Jacques Roubaud, Ode à la ligne 29 des autobus parisiens

Roubaud l’Ilote de la Cité

Sous cou­vert de vaca­tion far­cesque, le der­nier livre de Jacques Rou­baud atteint des som­mets de cuis­tre­rie. Pour­tant l’auteur avait déjà habi­tué à bien des amphi­gou­rismes dans ses diverses méta­ma­thé­ma­tiques du lan­gage poé­tique. Dans cette ode, le pié­ton de Paris (thème récur­rent d’une poé­sie chère aux tableaux pari­siens) se trans­forme en client d’une ligne de bus. Pour l’évoquer, celui qui aime à croire qu’il capte la tem­pête des âmes et les flots de visages se veut sou­dain badin. Cela n’arrange en rien sa poé­sie.
A coup de vers « savam­ment » (sic) cou­pés d’un espace (sans doute expé­ri­men­tal…), les licences ortho­gra­phiques (escar­got devient « escargo », posent, « pozent » , insi­nuant, « hin­si­nuant », hélas, « hélace », etc., etc.) se veulent « sen­siques » mais tombent à plat. Et pour pro­vo­quer la pâmoi­son, comme de telles har­diesses risquent ( à juste titre ) de n’être pas suf­fi­santes, il remet une couche à tra­vers un confit de termes pré­cieux et ridi­cules : on citera — pris au hasard tant ça four­mille — son    «auto­mé­don », son « tissu hépé », ses verbes « osten­der », « gron­doyer ». La vul­gate se croit drô­la­tique. Mais le for­ge­ron d’un lan­gage pseudo rabe­lai­sien ramène la comé­die ver­bale au niveau de l’almanach Ver­mot.
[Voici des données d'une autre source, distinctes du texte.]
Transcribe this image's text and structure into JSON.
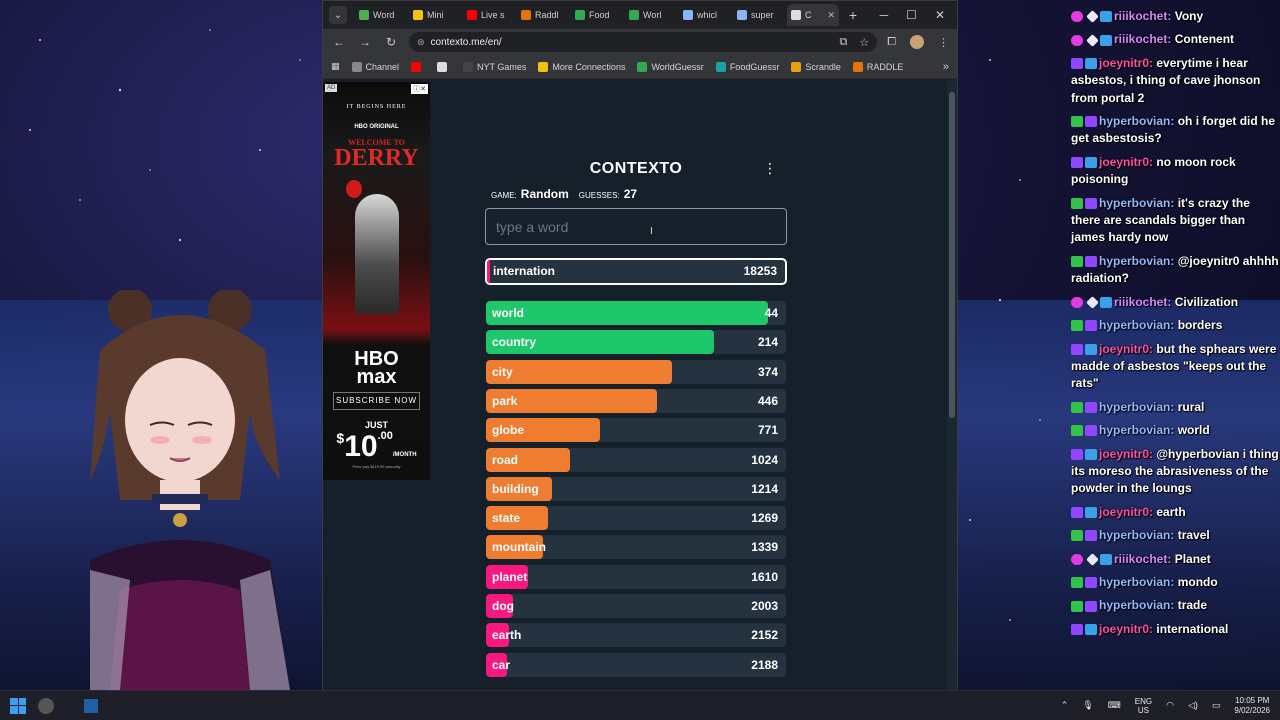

Toutes les passes de cape du toréa­dor des trot­toirs se pré­tendent autant maté­ria­listes que caba­lis­tiques mais elles se délitent en tours de passe-passe aux coïts mièvres.

L’auteur a dû sen­tir le peu d’intérêt d’un tel « road movie ». Il a donc fait appel pour son odys­sée en ode­lette à tout un jeu de colo­ra­tions plas­tiques de ses mots grâce aux inter­ven­tions des pro­fes­seurs et des élèves de l’école Estienne. Le livre est donc quant à sa fac­ture plas­tique par­fai­te­ment soi­gné. Mais l’habit ne fait pas le moine. Il offre ce qu’on consi­dé­rera benoî­te­ment et  au mieux comme un péché de vieillesse.
De la tur­lutte poé­tique ne jaillit qu’un sirop imbu­vable. De cette boîte  à malices ratées ou à mer­veilles éven­tées, tout ce qui sort sent la pose et le super­flu. Rou­baud, chan­geant de registre, s’y veut fou­tri­quet mais il appa­raît plus poseur que dans ses pen­sums. Ses pré­ten­dues vilaines pen­sées ne finissent pas — tant s’en faut — en légendes drô­la­tiques. Trop bien réglé, le jeu des digres­sions lan­ga­gières tourne à vide. Que l’auteur s’en amuse est une chose. Qu’il exhibe sous vers de mir­li­ton son babil labo­rieux avec une telle suf­fi­sance en est une autre.  La ligne 28 ne largue en rien les amarres pour rejoindre l’Atlantide lit­té­raire. Il ne suf­fit pas de mon­ter dans un bus et tra­ver­ser Paris pour se croire un Que­neau et esti­mer pou­voir faire la nique à ses Exer­cices de Style et autre Zazie. Il est vrai qu’à l’inverse du clone de Rou­baud, la sacrée gamine était cen­sée prendre le métro.

jean-paul gavard-perret

Jacques Rou­baud, Ode à la ligne 29 des auto­bus pari­siens, Edi­tions Attila, 2013, 124 p. - 16,00 euros.